Say hello to everyone first. I am a newbie here and have just started basic research. There is a problem that has just started to bother me recently.

Example 1: Cbioportal not only has TCGA data, but also some other metastatic cancer RNA data, but they are all types of FPKM. Can I select the genes that I want to compare, and then convert FPKM to TPM and analyze their differences(logFC)? Because some databases contain 30,000 genes, but other databases only have 17,000 genes. My question is, after TPM standardization, can we compare with each other?

Example 2. The types and quantities of genes tested on different platforms on GEO are different. Can I perform analysis across platforms? Or is it that the test results from the same platform can be compared?

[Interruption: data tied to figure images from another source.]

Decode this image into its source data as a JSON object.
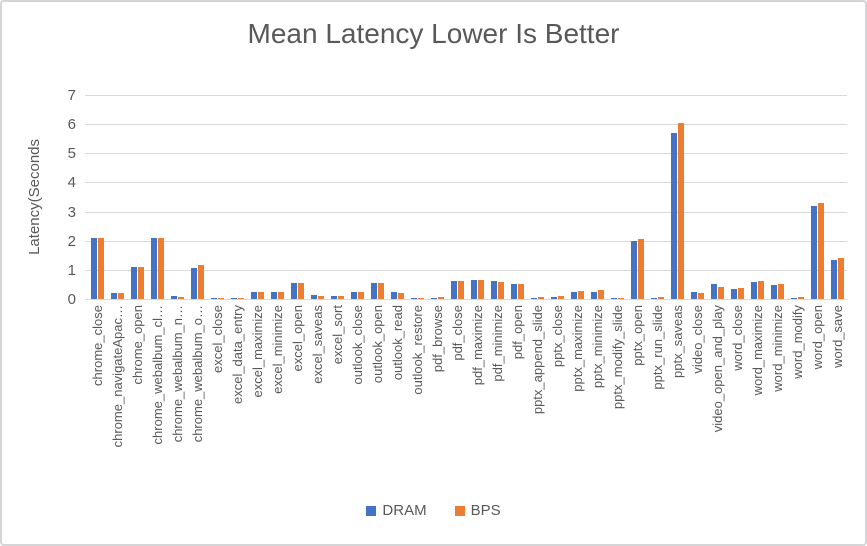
{
  "chart_data": {
    "type": "bar",
    "title": "Mean Latency Lower Is Better",
    "xlabel": "",
    "ylabel": "Latency(Seconds",
    "ylim": [
      0,
      7
    ],
    "ytick_step": 1,
    "yticks": [
      0,
      1,
      2,
      3,
      4,
      5,
      6,
      7
    ],
    "grid": true,
    "legend_position": "bottom-center",
    "categories": [
      "chrome_close",
      "chrome_navigateApac…",
      "chrome_open",
      "chrome_webalbum_cl…",
      "chrome_webalbum_n…",
      "chrome_webalbum_o…",
      "excel_close",
      "excel_data_entry",
      "excel_maximize",
      "excel_minimize",
      "excel_open",
      "excel_saveas",
      "excel_sort",
      "outlook_close",
      "outlook_open",
      "outlook_read",
      "outlook_restore",
      "pdf_browse",
      "pdf_close",
      "pdf_maximize",
      "pdf_minimize",
      "pdf_open",
      "pptx_append_slide",
      "pptx_close",
      "pptx_maximize",
      "pptx_minimize",
      "pptx_modify_slide",
      "pptx_open",
      "pptx_run_slide",
      "pptx_saveas",
      "video_close",
      "video_open_and_play",
      "word_close",
      "word_maximize",
      "word_minimize",
      "word_modify",
      "word_open",
      "word_save"
    ],
    "series": [
      {
        "name": "DRAM",
        "color": "#4472C4",
        "values": [
          2.1,
          0.22,
          1.1,
          2.1,
          0.1,
          1.05,
          0.05,
          0.05,
          0.25,
          0.25,
          0.55,
          0.15,
          0.1,
          0.25,
          0.55,
          0.25,
          0.05,
          0.05,
          0.62,
          0.65,
          0.62,
          0.5,
          0.05,
          0.08,
          0.25,
          0.25,
          0.04,
          2.0,
          0.05,
          5.7,
          0.25,
          0.5,
          0.35,
          0.6,
          0.48,
          0.04,
          3.2,
          1.35
        ]
      },
      {
        "name": "BPS",
        "color": "#ED7D31",
        "values": [
          2.1,
          0.2,
          1.1,
          2.1,
          0.07,
          1.15,
          0.05,
          0.05,
          0.25,
          0.25,
          0.55,
          0.12,
          0.1,
          0.25,
          0.55,
          0.2,
          0.05,
          0.07,
          0.62,
          0.65,
          0.6,
          0.5,
          0.06,
          0.12,
          0.27,
          0.3,
          0.05,
          2.05,
          0.07,
          6.05,
          0.22,
          0.42,
          0.38,
          0.62,
          0.5,
          0.07,
          3.3,
          1.42
        ]
      }
    ]
  },
  "colors": {
    "text": "#595959",
    "gridline": "#d9d9d9",
    "axis_line": "#d9d9d9",
    "frame_border": "#d5d5d8",
    "background": "#ffffff"
  }
}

Thanks to anyone who answered.

There is no general answer to this question, I guess. A general comparison, by repeating experiments on two platforms for example, is possible. But I guess you mean performing differential expression across platforms. Here are some thoughts:

1. Mixing platforms for one experiment could be generally considered as bad design. We may integrate platforms but not perform something like differential expression across platforms because the confounding variables and the intrinsic differences between the platforms could make interpreting results impossible. For instance differences between NGS and Microarrays regarding dynamic range are substantial.
2. However, if we are talking about very similar platforms, then it is liketly to be able to filter out batch effects. Here it would be helpful to have ground truth genes, for example, to compare results or a high number of replicates. Also meta data about the performed experiments may play a role in correction for bias.
3. Considering your first example, if you are using the counts to compute TPM, then you can use this of course to compare samples. These are not different platforms but different databases. Here, I would only compare genes present in both databases. However, I would go for one of the established DE-Algorithms based mainly on counts (DESeq2 or EdgeR). Using TPM would help you to see the direction but should not be used for DE Analysis. It may be also needed to correct for batch effects.